The official pointed out that the members of the International Thermonuclear Experimental Reactor, a nuclear fusion project, have given themselves about half a century to create a controlled nuclear fusion reaction. The seven members of the ITER are South Korea, the United States, the European Union, India, Japan, Russia and China. In 2006, they agreed to fund the building of a nuclear fusion reactor in France, and the South Korean official said the work would cost about 5 billion euros ($6.35 billion).

Lee Choon-geun, a researcher at the Science and Technology Policy Institute in Seoul, said North Korea has been researching nuclear fusion since the beginning of this decade.

“But nuclear fusion is difficult to achieve in a laboratory setting,” Lee said. “Some have claimed that they did it at room temperature but they were later refuted.”

The seemingly bogus claim by North Korea comes as six-party talks on shutting down its nuclear weapon program have been suspended. North Korea wants bilateral negotiations with the United States as a precursor to six-party talks, and Kim Jong-il said last week he would work to create “favorable conditions” for the resumption of the talks.
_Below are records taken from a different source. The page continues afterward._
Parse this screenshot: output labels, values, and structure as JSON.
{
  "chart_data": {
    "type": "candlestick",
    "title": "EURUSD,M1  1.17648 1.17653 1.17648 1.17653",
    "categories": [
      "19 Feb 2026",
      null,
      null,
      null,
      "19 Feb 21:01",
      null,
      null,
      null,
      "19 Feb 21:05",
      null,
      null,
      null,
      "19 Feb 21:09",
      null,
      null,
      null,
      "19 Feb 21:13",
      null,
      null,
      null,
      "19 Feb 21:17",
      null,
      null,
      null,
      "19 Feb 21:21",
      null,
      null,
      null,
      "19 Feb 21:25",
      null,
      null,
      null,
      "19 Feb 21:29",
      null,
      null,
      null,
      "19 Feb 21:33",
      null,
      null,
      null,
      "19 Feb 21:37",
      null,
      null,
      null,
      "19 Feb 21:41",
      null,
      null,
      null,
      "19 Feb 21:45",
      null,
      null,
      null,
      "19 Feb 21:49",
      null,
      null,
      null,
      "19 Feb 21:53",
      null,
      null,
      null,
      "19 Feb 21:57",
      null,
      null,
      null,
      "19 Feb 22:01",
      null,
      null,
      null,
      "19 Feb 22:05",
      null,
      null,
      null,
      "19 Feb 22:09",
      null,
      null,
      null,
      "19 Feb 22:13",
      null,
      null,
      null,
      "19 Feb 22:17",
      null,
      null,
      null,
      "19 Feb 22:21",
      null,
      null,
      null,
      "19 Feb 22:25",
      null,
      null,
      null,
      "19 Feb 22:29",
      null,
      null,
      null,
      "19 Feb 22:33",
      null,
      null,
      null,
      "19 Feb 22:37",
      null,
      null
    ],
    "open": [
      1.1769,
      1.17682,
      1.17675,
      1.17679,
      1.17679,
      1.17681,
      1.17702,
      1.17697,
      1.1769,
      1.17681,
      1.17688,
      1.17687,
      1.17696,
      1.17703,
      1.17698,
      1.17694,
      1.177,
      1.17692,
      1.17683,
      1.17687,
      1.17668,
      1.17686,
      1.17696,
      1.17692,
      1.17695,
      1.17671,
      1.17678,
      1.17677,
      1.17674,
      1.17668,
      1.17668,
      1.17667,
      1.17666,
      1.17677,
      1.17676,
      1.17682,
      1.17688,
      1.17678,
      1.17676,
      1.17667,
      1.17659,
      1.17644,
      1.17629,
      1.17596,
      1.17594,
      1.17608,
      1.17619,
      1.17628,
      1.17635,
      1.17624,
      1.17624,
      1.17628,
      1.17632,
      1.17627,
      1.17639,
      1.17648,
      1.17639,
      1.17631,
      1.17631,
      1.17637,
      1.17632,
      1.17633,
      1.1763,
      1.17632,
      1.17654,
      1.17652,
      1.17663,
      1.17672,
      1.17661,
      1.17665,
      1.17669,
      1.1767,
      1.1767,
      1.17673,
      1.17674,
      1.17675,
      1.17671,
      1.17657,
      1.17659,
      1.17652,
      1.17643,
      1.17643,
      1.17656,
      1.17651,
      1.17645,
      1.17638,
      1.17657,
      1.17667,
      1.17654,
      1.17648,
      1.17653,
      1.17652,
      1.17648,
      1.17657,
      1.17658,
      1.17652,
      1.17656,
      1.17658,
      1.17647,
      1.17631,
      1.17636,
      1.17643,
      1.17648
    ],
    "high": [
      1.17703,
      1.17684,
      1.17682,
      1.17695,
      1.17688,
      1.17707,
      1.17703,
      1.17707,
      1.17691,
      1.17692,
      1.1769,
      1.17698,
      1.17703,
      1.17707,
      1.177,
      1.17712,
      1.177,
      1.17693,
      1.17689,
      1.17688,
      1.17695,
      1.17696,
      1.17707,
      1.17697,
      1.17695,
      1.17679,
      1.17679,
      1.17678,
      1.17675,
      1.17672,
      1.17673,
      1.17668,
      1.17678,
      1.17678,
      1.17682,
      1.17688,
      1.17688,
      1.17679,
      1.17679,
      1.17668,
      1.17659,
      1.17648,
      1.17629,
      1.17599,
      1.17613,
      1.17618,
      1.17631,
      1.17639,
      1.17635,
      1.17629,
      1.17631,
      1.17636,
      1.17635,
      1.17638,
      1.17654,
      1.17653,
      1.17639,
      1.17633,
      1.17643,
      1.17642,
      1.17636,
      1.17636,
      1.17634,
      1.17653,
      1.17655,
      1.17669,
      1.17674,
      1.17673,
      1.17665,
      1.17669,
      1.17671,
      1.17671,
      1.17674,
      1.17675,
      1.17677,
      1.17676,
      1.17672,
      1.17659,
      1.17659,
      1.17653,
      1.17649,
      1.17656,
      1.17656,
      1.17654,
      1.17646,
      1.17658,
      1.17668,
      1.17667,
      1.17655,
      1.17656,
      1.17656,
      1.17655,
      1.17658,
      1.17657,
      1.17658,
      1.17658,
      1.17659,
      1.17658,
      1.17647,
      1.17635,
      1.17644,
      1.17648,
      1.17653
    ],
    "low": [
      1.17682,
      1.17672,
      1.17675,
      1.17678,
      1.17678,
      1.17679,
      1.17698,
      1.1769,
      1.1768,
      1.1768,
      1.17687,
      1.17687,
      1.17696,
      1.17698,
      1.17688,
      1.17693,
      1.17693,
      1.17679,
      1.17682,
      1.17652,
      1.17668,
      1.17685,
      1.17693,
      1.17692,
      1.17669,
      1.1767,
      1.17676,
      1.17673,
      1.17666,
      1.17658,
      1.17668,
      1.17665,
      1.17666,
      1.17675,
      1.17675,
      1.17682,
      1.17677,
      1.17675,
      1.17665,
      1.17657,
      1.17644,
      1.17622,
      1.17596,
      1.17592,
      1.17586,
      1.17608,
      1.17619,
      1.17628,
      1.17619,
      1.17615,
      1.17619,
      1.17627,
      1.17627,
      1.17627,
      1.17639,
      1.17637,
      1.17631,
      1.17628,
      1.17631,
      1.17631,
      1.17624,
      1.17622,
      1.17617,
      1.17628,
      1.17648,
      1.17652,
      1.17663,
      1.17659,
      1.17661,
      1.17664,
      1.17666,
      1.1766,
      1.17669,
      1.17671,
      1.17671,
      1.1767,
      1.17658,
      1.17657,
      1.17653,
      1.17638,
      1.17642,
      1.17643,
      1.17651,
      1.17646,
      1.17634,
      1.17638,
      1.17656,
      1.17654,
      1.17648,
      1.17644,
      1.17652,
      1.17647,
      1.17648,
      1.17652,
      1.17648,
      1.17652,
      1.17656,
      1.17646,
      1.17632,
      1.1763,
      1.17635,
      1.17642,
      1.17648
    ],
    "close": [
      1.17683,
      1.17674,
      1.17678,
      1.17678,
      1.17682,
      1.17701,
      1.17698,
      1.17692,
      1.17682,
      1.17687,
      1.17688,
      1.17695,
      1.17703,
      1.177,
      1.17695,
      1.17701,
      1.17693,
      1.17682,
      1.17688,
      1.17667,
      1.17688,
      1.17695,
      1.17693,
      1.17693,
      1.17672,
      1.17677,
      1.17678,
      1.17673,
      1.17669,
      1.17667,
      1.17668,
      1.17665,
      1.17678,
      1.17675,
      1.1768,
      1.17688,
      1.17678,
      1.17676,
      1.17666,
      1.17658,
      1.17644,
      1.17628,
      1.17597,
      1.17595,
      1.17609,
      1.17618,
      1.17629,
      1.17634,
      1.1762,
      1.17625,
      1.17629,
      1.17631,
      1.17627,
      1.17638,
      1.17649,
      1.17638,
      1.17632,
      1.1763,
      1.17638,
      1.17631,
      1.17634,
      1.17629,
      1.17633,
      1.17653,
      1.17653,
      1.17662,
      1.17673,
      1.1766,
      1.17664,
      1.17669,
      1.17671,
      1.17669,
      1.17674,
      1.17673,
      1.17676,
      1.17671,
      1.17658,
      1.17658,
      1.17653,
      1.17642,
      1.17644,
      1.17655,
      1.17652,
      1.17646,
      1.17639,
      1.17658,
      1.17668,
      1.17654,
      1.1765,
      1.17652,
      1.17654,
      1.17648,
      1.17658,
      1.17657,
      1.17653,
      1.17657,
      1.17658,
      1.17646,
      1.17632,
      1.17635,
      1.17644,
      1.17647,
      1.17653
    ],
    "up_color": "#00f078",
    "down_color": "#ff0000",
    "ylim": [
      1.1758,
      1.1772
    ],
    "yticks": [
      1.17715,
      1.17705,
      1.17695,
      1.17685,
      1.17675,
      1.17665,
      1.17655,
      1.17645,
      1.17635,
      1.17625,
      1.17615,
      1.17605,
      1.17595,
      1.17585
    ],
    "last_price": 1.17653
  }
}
And KCNA transmitting Rodong Sinmun:

The nuclear fusion technology is called “artificial solar” technology as it represents a field of the latest science and technology for the development of new energy desired by humankind.

The nuclear fusion technology for obtaining safe and environment-friendly new energy the source of which is abundant draws great attention of world science at present.

Scientists of the DPRK have worked hard to develop nuclear fusion technology their own way.

They solved a great many scientific and technological problems entirely by their own efforts without the slightest hesitation and vacillation even under the conditions where everything was in short supply and there were a lot of difficulties, thus succeeding in nuclear fusion reaction at last.

In this course, Korean style thermo-nuclear reaction devices were designed and manufactured, basic researches into nuclear fusion reaction completed and strong scientific and technological forces built to perfect the thermo-nuclear technology by their own efforts.